Asked by a reporter on Monday if he would add Russia to a “blacklist” of terrorist states, Mr. Biden answered with a simple “No.” For months before that, high-ranking officials had been smooth-talking about the issue.
Asked Tuesday if a decision had already been made, White House spokeswoman Karine Jean-Pierre said terrorist designation was “not the most effective or the strongest way forward” to hold Russia accountable for its actions.
According to K. Jean-Pierre, such a definition would hinder the delivery of aid to some parts of war-torn Ukraine, would not allow aid groups and companies to participate in the agreement supported by the United Nations and Turkey on the export of much-needed grain from blocked Ukrainian ports.

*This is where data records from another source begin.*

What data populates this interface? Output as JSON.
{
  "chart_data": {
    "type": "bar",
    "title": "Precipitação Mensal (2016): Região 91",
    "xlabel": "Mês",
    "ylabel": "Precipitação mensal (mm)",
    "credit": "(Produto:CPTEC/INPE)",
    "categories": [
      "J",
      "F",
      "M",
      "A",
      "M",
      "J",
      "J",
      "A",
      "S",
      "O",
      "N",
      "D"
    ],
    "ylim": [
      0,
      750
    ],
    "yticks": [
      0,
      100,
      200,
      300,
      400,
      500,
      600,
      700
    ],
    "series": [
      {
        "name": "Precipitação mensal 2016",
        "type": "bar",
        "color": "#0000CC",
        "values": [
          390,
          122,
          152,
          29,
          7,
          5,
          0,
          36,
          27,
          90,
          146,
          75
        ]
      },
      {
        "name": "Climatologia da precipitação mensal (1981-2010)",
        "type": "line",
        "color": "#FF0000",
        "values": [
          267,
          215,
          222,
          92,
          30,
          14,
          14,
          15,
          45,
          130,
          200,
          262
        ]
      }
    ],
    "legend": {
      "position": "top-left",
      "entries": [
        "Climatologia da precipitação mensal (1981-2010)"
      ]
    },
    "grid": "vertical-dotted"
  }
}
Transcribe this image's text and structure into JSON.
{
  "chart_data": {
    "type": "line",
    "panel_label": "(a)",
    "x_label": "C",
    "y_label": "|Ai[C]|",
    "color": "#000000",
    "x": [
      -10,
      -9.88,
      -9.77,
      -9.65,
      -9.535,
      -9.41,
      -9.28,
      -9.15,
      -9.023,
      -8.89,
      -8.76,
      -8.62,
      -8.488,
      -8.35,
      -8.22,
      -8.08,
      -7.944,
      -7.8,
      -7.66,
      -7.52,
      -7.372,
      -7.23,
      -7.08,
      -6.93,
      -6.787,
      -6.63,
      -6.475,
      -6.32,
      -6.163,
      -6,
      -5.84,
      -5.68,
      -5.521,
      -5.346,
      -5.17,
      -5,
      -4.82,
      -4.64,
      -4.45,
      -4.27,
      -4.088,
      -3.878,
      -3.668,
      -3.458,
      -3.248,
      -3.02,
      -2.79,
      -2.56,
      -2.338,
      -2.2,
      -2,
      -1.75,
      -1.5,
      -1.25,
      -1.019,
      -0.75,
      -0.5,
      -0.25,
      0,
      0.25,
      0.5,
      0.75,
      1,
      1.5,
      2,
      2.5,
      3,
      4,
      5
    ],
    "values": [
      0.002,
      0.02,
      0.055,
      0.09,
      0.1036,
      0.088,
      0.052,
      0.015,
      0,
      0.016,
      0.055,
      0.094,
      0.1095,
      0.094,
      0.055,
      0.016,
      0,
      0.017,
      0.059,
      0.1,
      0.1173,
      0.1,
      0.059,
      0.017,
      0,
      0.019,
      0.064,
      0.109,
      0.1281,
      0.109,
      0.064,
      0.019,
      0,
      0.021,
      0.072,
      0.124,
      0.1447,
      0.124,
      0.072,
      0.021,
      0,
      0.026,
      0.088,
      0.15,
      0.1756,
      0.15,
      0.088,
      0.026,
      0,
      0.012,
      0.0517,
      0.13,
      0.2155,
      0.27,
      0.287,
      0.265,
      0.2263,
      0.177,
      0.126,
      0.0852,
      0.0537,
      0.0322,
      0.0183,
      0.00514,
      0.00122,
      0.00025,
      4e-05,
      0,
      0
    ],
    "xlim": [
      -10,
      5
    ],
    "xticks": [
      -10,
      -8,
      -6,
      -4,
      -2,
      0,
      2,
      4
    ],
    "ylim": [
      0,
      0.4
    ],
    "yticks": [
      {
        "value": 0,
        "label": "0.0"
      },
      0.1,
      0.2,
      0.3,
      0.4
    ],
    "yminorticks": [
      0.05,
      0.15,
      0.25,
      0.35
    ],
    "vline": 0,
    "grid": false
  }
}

“It would also undermine our unprecedented multilateralism.” [koaliciją]very effectively demanding [Rusijos prezidento Vladimiro] Putin’s responsibilities could also undermine our ability to support Ukraine” in the negotiations, the spokeswoman for the Whites told reporters.
The label attributed to the US as a “state sponsor of terrorism” has far-reaching consequences, so many companies and banks do not want to risk legal action by American prosecutors.
Ukrainian President Volodymyr Zelensky has called on the West to formally recognize Russia as a terrorist state after a series of Russian attacks that claimed civilian lives, including a June attack on a shopping center in Kremenchuk that killed at least 18 people.
In August, Latvia’s parliament declared Russia a state sponsor of terrorism and called its actions in Ukraine a “deliberate genocide of the Ukrainian nation.”
However, French President Emmanuel Macron in June unequivocally rejected the possibility of classifying Russia as a state sponsor of terrorism.
US lawmakers from both major parties, including House Speaker Nancy Pelosi, have urged Mr Biden to designate Russia a state sponsor of terrorism as a way to ratchet up the pressure.
The United States considers only four countries to be state sponsors of terrorism: Iran, Syria, North Korea, and Cuba. All of their economies are much smaller than Russia’s.
The designation of Cuba as a state sponsor of terrorism is controversial. The country was put back on the “blacklist” in the last days of the administration of the previous president, Donald Trump.